I have been at sessions in music studios that use monitoring levels well up into the 90s of decibels of SPL – or even more than 100 dB. Even relatively short exposure times to such high levels can make your ears ‘sing’ due to temporary threshold shift. Nevertheless, you may wish to check out the sound of some loud instruments that you have recorded at somewhere near to their original sound levels. And instruments such as the trumpet or snare drum can easily reach levels of over 100 dB, so it can be useful to have a monitoring system capable of reproducing such realistic levels.
Many engineers like to mix on small ‘nearfield’ monitors at quite low levels at somewhere between, say, 65 and 75 dB SPL. This makes it easier to tell whether the lead vocal or lead instrument can be heard properly at all times and whether other important elements such as the bass guitar and snare drum are at the right levels in relation to the lead. It also means that the mix should sound great when played back on domestic speakers after the record is released to the public. Of course, you can always check how it sounds from time to time at much louder volumes or on larger speakers.
Line-Up any Connected Analogue Equipment
If you connect your Pro Tools system to any analogue devices, such as mixers, tape recorders, or effects devices, you must make sure that the levels on the meters line up correctly. A 1 kHz test signal sent from Pro Tools at the chosen reference level, such as −20 dB relative to Full Scale, should produce a reading of 0 VU on an analogue VU meter connected to an analogue output from your Pro Tools interface.

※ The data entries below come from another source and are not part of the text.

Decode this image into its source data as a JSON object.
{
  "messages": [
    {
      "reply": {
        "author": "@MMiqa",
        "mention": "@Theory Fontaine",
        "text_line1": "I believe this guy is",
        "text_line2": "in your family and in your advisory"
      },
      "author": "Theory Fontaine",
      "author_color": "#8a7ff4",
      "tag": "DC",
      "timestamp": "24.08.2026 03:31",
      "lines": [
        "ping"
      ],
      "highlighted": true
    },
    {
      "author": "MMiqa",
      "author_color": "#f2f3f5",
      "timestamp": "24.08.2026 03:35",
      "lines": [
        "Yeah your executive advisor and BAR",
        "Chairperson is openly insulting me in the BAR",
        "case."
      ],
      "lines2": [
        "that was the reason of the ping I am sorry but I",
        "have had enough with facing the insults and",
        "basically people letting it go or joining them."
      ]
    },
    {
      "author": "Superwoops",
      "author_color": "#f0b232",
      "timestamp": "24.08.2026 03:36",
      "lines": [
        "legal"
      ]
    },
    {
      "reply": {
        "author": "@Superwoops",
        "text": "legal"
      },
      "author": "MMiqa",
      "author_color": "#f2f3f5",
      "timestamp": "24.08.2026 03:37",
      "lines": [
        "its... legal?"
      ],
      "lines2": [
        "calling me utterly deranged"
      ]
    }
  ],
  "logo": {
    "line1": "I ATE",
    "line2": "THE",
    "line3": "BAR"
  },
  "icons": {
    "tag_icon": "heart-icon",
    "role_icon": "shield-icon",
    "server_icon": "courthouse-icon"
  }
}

If it doesn’t match exactly, you will need to ‘tweak’ the calibration control on the VU meter until it does match – this is the procedure for ‘lining up’ meters.
To check that connected equipment is lined up correctly, you can insert the Signal Generator plug-in (see Figure 7.1) into one of the Master Fader Inserts, generate a 1 kHz sine wave test ‘tone’ at −20 dB, −18 dB, or whatever reference level is being used, and see whether the meters on connected equipment match this.
Recording a Test Tone to Disk
You can always record a test tone to disk, which can be useful if you will be transferring recordings to other systems, especially older analogue systems that need to be calibrated with their VU meters lined-up correctly.
To record a test tone to disk, simply insert the Signal Generator on an Auxiliary Input and bus its output to the input of an Audio track, as in Figure 7.2.
Creating a Test Tone Using AudioSuite
If you prefer, you can use the Signal Generator AudioSuite Plug-in to generate a 1-kHz sinewave at a suitable level to use as a reference tone so that other equipment can be aligned to in order to establish the correct value for 0 VU.
Make an empty Edit selection in an Audio track that lasts for 30 seconds, or however long you would like the test signal to last for, as in Figure 7.3.
Open the AudioSuite Signal Generator plug-in (see Figure 7.4) and choose the settings that you require.
Typically, you will choose a sine wave tone with an appropriate peak level such as −18 or −20 dBFS here, then press Render to create a file on disk containing the test signal, as in Figure 7.5.
You can supply this file along with your mixes – or record the audio from this in real time onto tape if you are transferring to tape.